I'm a 23 year old woman and I live in Scotland, United Kingdom. I have 2 older brothers and a younger sister. My oldest brother is currently 30 and has low functioning autism. He has severe learning disabilities and no speech but his personality still shines through all the problems that autism brings. He understands every word you say to him and it's amazing how he can say so much from just from his facial expressions.
I think it's great that there is increasingly more and more awareness of autism out there but there are a few things that I still find most people do not seem to appreciate:
1) Autistic children are beautiful and increasingly given additional support and focus but I think many people forget that autism affects the individuals throughout their whole adult lives too.
2) Autism affects the whole family not just the autistic individual(s) and that includes siblings who can often be forgotten about as a result of the more pressing problems of the family member with autism.
3) Autism is a very wide umbrella that covers the full range of the autistic spectrum and I see people sometimes having good awareness of Asperger's syndrome but not appreciating that there are many people at the other end of the spectrum, for example my brother who is completely non-verbal.
I don't know if anyone will ever read this blog but I hope that they do because I'd like to help at least one person who has struggled with the problems that I did as a result of being the sibling of someone with autism. I was 14 the first time I had the Internet but it wasn't as well developed as it is now. I think the Internet can be a great source of support and information and one which I do wish I had had growing up.

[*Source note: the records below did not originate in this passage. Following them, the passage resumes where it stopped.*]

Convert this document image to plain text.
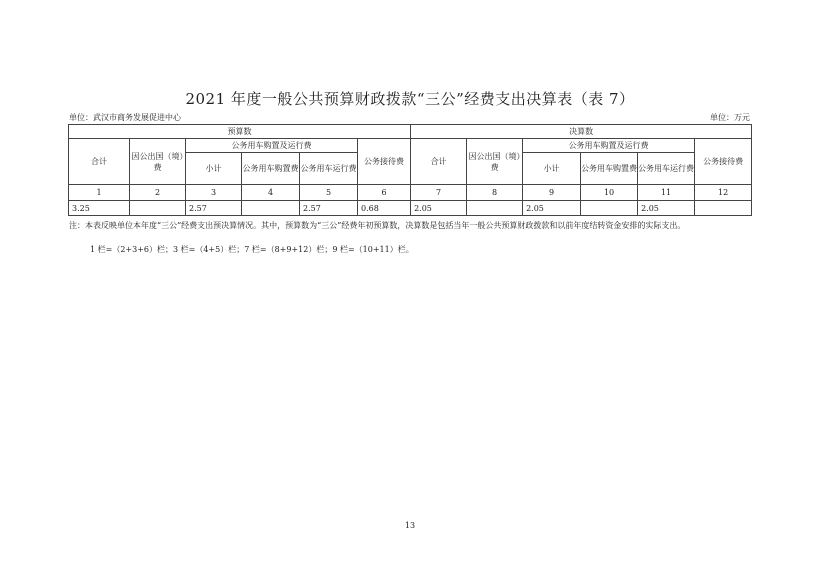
2021 年度一般公共预算财政拨款“三公”经费支出决算表（表 7）
单位：武汉市商务发展促进中心	单位：万元
预算数						决算数					
合计	因公出国（境）费	公务用车购置及运行费			公务接待费	合计	因公出国（境）费	公务用车购置及运行费			公务接待费
		小计	公务用车购置费	公务用车运行费				小计	公务用车购置费	公务用车运行费	
1	2	3	4	5	6	7	8	9	10	11	12
3.25		2.57		2.57	0.68	2.05		2.05		2.05	
注：本表反映单位本年度“三公”经费支出预决算情况。其中，预算数为“三公”经费年初预算数，决算数是包括当年一般公共预算财政拨款和以前年度结转资金安排的实际支出。
1 栏=（2+3+6）栏；3 栏=（4+5）栏；7 栏=（8+9+12）栏；9 栏=（10+11）栏。
13
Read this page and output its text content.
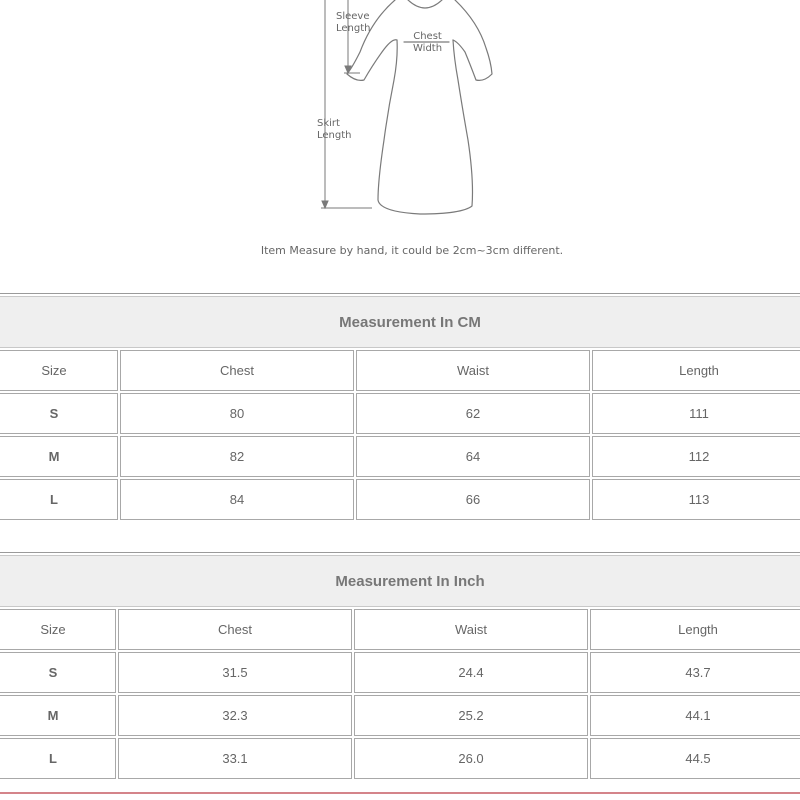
Sleeve
Length
Chest
Width
Skirt
Length
Item Measure by hand, it could be 2cm~3cm different.
Measurement In CM			
Size	Chest	Waist	Length
S	80	62	111
M	82	64	112
L	84	66	113
Measurement In Inch			
Size	Chest	Waist	Length
S	31.5	24.4	43.7
M	32.3	25.2	44.1
L	33.1	26.0	44.5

I love my brother and I was very close to him as a child but autism has had a huge impact on my life (both in positive and negative ways). As a teenager I focused on the bad parts and I became very angry, depressed and resentful. I have always helped care for my brother from a very young age but I started to worry that I would have to look after him in the future once my parents were no longer fit enough to do so. However, once I got past these feelings I learnt to see the positive impact that growing up with my brother has had on me too. It has undoubtedly shaped the person I am today but it taught me how to be tolerant of everyone, to learn all the facts about a situation before I make judgements, and how to see past disabilities to the personality of the person behind that.